One of the convicts, Radheshyam Shah, moved the Supreme Court in 2022 after he had completed 15 years and four months of the life term awarded to him by a CBI court in Mumbai.
Radheshyam Shah sought directions to the Gujarat government to consider his application for premature release under its 1992 remission policy. (For details of this policy, see the next question.)
Shah argued that the Gujarat HC had rejected his prayer on July 17, 2019 on the premise that since the trial had been concluded in Maharashtra, the application for premature release must also be filed in Maharashtra, and not in Gujarat.
In an order dated May 13, 2022, an SC Bench of Justices Ajay Rastogi and Vikram Nath asked the Gujarat government to consider Shah’s application for premature release “within a period of two months”, as per the state’s 1992 remission policy.
Gujarat was the “appropriate government” to decide on questions like remission or premature release because it was there that “the crime was committed and not the State where the trial stands transferred and concluded for exceptional reasons under the orders of this Court”, the SC said.
And what is Gujarat’s remission policy?
The remission policy that was notified in 1992 — and which was in force at the time of the crime (2002) and conviction (2008) — permitted prisoners to apply for remission “on the basis that life imprisonment is an arbitrary or notional figure of twenty years of imprisonment”.
But this policy was invalidated by the SC in November 2012. The court had said: “Before actually exercising the power of remission under Section 432 of the CrPC the appropriate Government must obtain the opinion (with reasons) of the presiding judge of the convicting or confirming Court.
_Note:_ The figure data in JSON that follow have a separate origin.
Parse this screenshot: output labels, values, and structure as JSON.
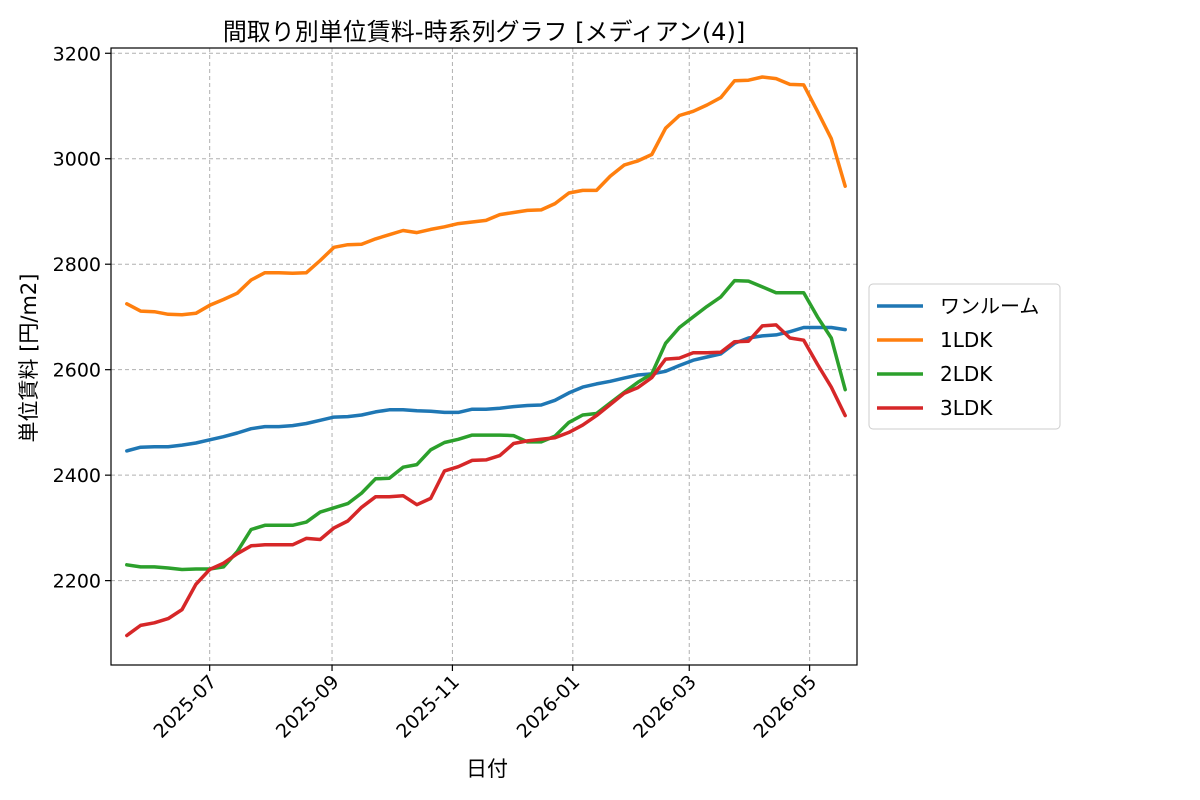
{
  "chart_data": {
    "type": "line",
    "title": "間取り別単位賃料-時系列グラフ [メディアン(4)]",
    "xlabel": "日付",
    "ylabel": "単位賃料 [円/m2]",
    "xlim": [
      "2025-05-12",
      "2026-05-25"
    ],
    "ylim": [
      2040,
      3210
    ],
    "y_ticks": [
      2200,
      2400,
      2600,
      2800,
      3000,
      3200
    ],
    "x_ticks": [
      {
        "date": "2025-07-01",
        "label": "2025-07"
      },
      {
        "date": "2025-09-01",
        "label": "2025-09"
      },
      {
        "date": "2025-11-01",
        "label": "2025-11"
      },
      {
        "date": "2026-01-01",
        "label": "2026-01"
      },
      {
        "date": "2026-03-01",
        "label": "2026-03"
      },
      {
        "date": "2026-05-01",
        "label": "2026-05"
      }
    ],
    "grid": true,
    "legend_position": "outside-right",
    "x": [
      "2025-05-20",
      "2025-05-27",
      "2025-06-03",
      "2025-06-10",
      "2025-06-17",
      "2025-06-24",
      "2025-07-01",
      "2025-07-08",
      "2025-07-15",
      "2025-07-22",
      "2025-07-29",
      "2025-08-05",
      "2025-08-12",
      "2025-08-19",
      "2025-08-26",
      "2025-09-02",
      "2025-09-09",
      "2025-09-16",
      "2025-09-23",
      "2025-09-30",
      "2025-10-07",
      "2025-10-14",
      "2025-10-21",
      "2025-10-28",
      "2025-11-04",
      "2025-11-11",
      "2025-11-18",
      "2025-11-25",
      "2025-12-02",
      "2025-12-09",
      "2025-12-16",
      "2025-12-23",
      "2025-12-30",
      "2026-01-06",
      "2026-01-13",
      "2026-01-20",
      "2026-01-27",
      "2026-02-03",
      "2026-02-10",
      "2026-02-17",
      "2026-02-24",
      "2026-03-03",
      "2026-03-10",
      "2026-03-17",
      "2026-03-24",
      "2026-03-31",
      "2026-04-07",
      "2026-04-14",
      "2026-04-21",
      "2026-04-28",
      "2026-05-05",
      "2026-05-12",
      "2026-05-19"
    ],
    "series": [
      {
        "name": "ワンルーム",
        "color": "#1f77b4",
        "values": [
          2446,
          2453,
          2454,
          2454,
          2457,
          2461,
          2467,
          2473,
          2480,
          2488,
          2492,
          2492,
          2494,
          2498,
          2504,
          2510,
          2511,
          2514,
          2520,
          2524,
          2524,
          2522,
          2521,
          2519,
          2519,
          2525,
          2525,
          2527,
          2530,
          2532,
          2533,
          2542,
          2556,
          2567,
          2573,
          2578,
          2584,
          2590,
          2592,
          2597,
          2608,
          2618,
          2624,
          2630,
          2650,
          2660,
          2664,
          2666,
          2672,
          2680,
          2680,
          2680,
          2676
        ]
      },
      {
        "name": "1LDK",
        "color": "#ff7f0e",
        "values": [
          2725,
          2711,
          2710,
          2705,
          2704,
          2707,
          2722,
          2733,
          2745,
          2770,
          2784,
          2784,
          2783,
          2784,
          2807,
          2832,
          2837,
          2838,
          2848,
          2856,
          2864,
          2860,
          2866,
          2871,
          2877,
          2880,
          2883,
          2894,
          2898,
          2902,
          2903,
          2915,
          2935,
          2940,
          2940,
          2967,
          2988,
          2996,
          3008,
          3058,
          3082,
          3090,
          3102,
          3116,
          3148,
          3149,
          3155,
          3152,
          3141,
          3140,
          3090,
          3038,
          2948
        ]
      },
      {
        "name": "2LDK",
        "color": "#2ca02c",
        "values": [
          2230,
          2226,
          2226,
          2224,
          2221,
          2222,
          2222,
          2226,
          2255,
          2297,
          2305,
          2305,
          2305,
          2311,
          2330,
          2338,
          2346,
          2366,
          2393,
          2394,
          2415,
          2420,
          2448,
          2462,
          2468,
          2476,
          2476,
          2476,
          2475,
          2463,
          2463,
          2474,
          2500,
          2514,
          2517,
          2537,
          2557,
          2576,
          2592,
          2650,
          2680,
          2700,
          2720,
          2738,
          2769,
          2768,
          2757,
          2746,
          2746,
          2746,
          2700,
          2660,
          2562
        ]
      },
      {
        "name": "3LDK",
        "color": "#d62728",
        "values": [
          2096,
          2115,
          2120,
          2128,
          2145,
          2193,
          2221,
          2233,
          2251,
          2266,
          2268,
          2268,
          2268,
          2280,
          2278,
          2300,
          2313,
          2339,
          2359,
          2359,
          2361,
          2344,
          2356,
          2408,
          2416,
          2428,
          2429,
          2437,
          2460,
          2465,
          2468,
          2471,
          2481,
          2495,
          2513,
          2534,
          2555,
          2566,
          2585,
          2620,
          2622,
          2632,
          2632,
          2633,
          2653,
          2654,
          2683,
          2685,
          2660,
          2656,
          2610,
          2567,
          2513
        ]
      }
    ]
  }
}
Remission can, therefore, be given only on a case-by-case basis and not in a wholesale manner.”
Following the SC order and instructions issued subsequently by the Union Home Ministry to all states and Union Territories, the Gujarat government formulated a fresh policy in 2014. This contained an annexure listing cases where remission could not be granted — among them were those in which the prisoners were convicted for a crime that was investigated by an agency under the Delhi Special Police Establishment Act (CBI, which was in the investigating agency in the Bilkis case), and prisoners convicted for murder with rape or gangrape.
So what is Gujarat’s argument?
Then Additional Chief Secretary (Home) Raj Kumar had told The Indian Express in 2022 that the 1992 policy, under which the convict (Shah) had sought remission, did not have the restrictions that were prescribed in the 2014 policy.
He also said that the order of the CBI court passed in 2008 did not bar the convicts from applying for remission.
“One of the convicts had moved the SC to seek remission as per the 1992 policy of the state government, which did not have the annexure excluding certain categories of convicts from applying for remission — rather than the 2014 resolution that is currently in place — as the order was delivered in 2008,” Raj Kumar said.
He also said: “…The process of remission is not the domain of the judiciary but of the executive, that is the government. Based on the eligibility, prisoners are granted remission after recommendation of the Jail Advisory Committee… The power has been given to the government under the CrPC Section 432 just like convicts on death row can apply for clemency before state Governors or President of India… Among the parameters considered in this case are age, nature of crime, behaviour in prison, and so on… The convicts in this particular case were also considered keeping in mind all the factors, since they had completed 14 years of the life term.”
What happened after the remission was granted?
There was outrage because the remission granted to convicted rapists was seen to represent a grave miscarriage of justice. This feeling was exacerbated after the convicts were feted and garlanded by local people.
Bilkis Bano challenged the remission order. She pleaded before the SC that “the en masse premature release of the convicts… has shaken the conscience of the society”. She said the crime was “one of the most gruesome crimes this country has ever seen” and that she was “shell shocked, completely numb…” after the convicts were released.